9.8.25 - BRAIN FREEZE THAWED
MONDAY 9.8.25
KCMO
Dear candle-lighters, ambiance analysts, and mood manifesters,
Monday AM brain freeze is a thing. I have it right now. Every word I put down is as if pulled from an icy alpine stream. Unhhhhhh…
I started The Open Road by Jean Giono last night. It’s part of the New York Review Books Classics series. The series is international and ranges far and wide and would make one rippin’ reading list. I love the graphics and the feel of all the paperbacks I have run across. I found this one at Powell’s on Burnside on our last visit. NYRB should offer a blind 5-pack like Bomp! Records does with 7” singles. These marketing ideas are free, I’ll be here every Tuesday on all-you-care-to-eat spaghetti night.

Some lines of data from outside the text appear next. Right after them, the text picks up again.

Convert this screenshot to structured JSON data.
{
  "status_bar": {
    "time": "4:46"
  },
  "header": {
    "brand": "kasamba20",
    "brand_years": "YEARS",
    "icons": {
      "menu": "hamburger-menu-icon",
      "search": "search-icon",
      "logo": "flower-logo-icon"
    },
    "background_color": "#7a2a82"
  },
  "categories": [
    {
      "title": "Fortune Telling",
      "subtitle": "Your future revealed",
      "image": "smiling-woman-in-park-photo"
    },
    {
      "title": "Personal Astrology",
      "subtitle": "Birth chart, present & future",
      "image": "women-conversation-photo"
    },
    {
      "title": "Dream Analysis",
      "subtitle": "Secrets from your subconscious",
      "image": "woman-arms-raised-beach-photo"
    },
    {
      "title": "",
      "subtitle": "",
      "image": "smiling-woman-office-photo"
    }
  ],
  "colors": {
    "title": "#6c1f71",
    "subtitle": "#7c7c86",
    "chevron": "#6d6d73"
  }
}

I’ve read Giono’s Blue Boy and The Man Who Planted Trees, but many year ago. This one is definitely a tonic for the tech age. Here is the work of someone who survived the worst battles of WWI and yet wrote books of earthy joy, and a lot of them. He became a pacifist who took the heat for it. People even called him a Nazi sympathizer.
I opined mucho political here the other day. I took it down, not because I don’t believe it, but because armchair spouting has nothing to do with the discernment and ethics and action needed to advance justice. Adding to the noise doesn’t help. As William Stafford once wrote, Justice will take us millions of intricate moves. (“Thinking for Berky”).